Back to Deeplearning4j

Refactor nd4j to Centralize Offset Storage and Introduce OpaqueNDArray

ADRs/0028 - Offset centralization.md

1.0.0-M2.13.7 KB
Original Source

Refactor nd4j to Centralize Offset Storage and Introduce OpaqueNDArray

Status

Proposed

Proposed by: Adam Gibson Oct 24,2024

Context

The current nd4j codebase stores offsets in multiple locations, including opaque data buffers and data buffers. This scattered approach leads to inconsistencies, potential bugs, and difficulties in maintenance. Additionally, the current method of passing NDArray components from Java to C++ involves manually unpacking various elements, which is error-prone and cumbersome.

Proposal

We propose to refactor the nd4j codebase to centralize offset storage within NDArrays and introduce a new OpaqueNDArray type for improved Java-C++ interoperability. The key features of this proposal include:

  1. Moving all offset information into NDArray objects, removing them from opaque data buffers and data buffers.
  2. Introducing an OpaqueNDArray type in C++, which is an alias for NDArray*.
  3. Updating the Java-C++ interop layer to use OpaqueNDArray for passing NDArray information.
  4. Refactoring existing code to use the new centralized offset storage and OpaqueNDArray.
  5. Updating documentation and coding standards to reflect these changes.

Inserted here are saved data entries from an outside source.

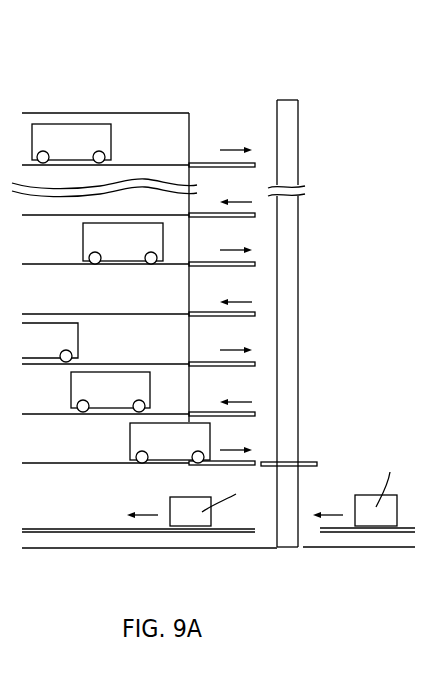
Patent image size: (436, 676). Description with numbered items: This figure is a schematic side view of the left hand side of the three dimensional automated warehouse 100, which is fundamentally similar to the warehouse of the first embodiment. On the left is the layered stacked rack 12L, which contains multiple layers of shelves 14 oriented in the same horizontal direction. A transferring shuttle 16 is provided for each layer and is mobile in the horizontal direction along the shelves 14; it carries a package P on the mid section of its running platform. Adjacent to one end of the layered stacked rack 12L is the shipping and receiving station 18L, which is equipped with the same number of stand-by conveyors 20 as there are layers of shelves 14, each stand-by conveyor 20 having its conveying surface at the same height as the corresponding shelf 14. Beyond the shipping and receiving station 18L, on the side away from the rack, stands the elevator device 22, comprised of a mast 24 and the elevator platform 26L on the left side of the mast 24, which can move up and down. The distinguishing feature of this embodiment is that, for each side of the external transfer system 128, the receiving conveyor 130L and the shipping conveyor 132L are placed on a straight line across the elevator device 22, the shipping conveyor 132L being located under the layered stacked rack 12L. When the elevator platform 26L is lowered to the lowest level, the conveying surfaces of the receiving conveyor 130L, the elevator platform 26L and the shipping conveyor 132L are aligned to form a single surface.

The three dimensional automated warehouse 100 is at (270, 73).
The left layered stacked rack 12L is at (173, 112).
The shelf 14 is at (140, 313).
The transferring shuttle 16 is at (82, 130).
The left shipping and receiving station 18L is at (218, 128).
The stand-by conveyor 20 is at (255, 217).
The elevator device 22 is at (302, 130).
The mast 24 is at (292, 157).
The left elevator platform 26L is at (307, 462).
The external transfer system 128 is at (364, 487).
The left receiving conveyor 130L is at (360, 533).
The left shipping conveyor 132L is at (95, 534).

Example of the proposed change:

// Before void someOperation(void* dataBuffer, sd::LongType* shapeBuffer, sd::LongType offset, ...) { // Manual unpacking and offset handling }

// After typedef NDArray* OpaqueNDArray;

void someOperation(OpaqueNDArray array) { // Access all necessary information through the NDArray object sd::LongType offset = array->offset(); // ... }

Consequences

Advantages

  • Improves code consistency and reduces the risk of offset-related bugs.
  • Simplifies the Java-C++ interop by encapsulating NDArray information.
  • Reduces the likelihood of errors from manual unpacking of NDArray components.
  • Makes the codebase more maintainable and easier to understand.

Disadvantages

  • Requires a significant refactoring effort across the nd4j codebase.
  • May introduce temporary bugs during the transition if not done carefully.
  • Could potentially impact performance if not optimized properly.
  • Might require updates to external code that interacts with nd4j.

Risks

  • Risk of introducing bugs during the refactoring process, especially in complex operations.
  • Potential for decreased performance if the new offset access methods are not efficiently implemented.
  • May cause confusion for developers who are accustomed to the current system.
  • Could potentially break existing code that relies on the current offset storage mechanism.

Action Items

  1. Develop a comprehensive guide for implementing and using the new offset storage system and OpaqueNDArray.
  2. Create a set of unit tests to verify the correctness of offset handling and OpaqueNDArray usage.
  3. Update the team's coding standards to include guidelines on using the new offset storage and OpaqueNDArray.
  4. Conduct a pilot implementation on a small, isolated part of the codebase.
  5. Schedule the refactoring process, prioritizing the most frequently used operations.
  6. Update all relevant documentation, including comments in the code and API documentation.
  7. Implement benchmarks to compare performance before and after the changes.
  8. Conduct thorough code reviews and testing for each refactored section.
  9. Plan for a grace period to allow developers to familiarize themselves with the new system.
  10. Monitor and address any issues or feedback arising from the new offset storage and OpaqueNDArray usage.
  11. Consider creating a static analysis tool to ensure consistent usage of the new system across the codebase.
  12. Update any build scripts or configuration files that may be affected by the changes.
  13. Prepare a migration guide for users of nd4j to update their code to work with the new system.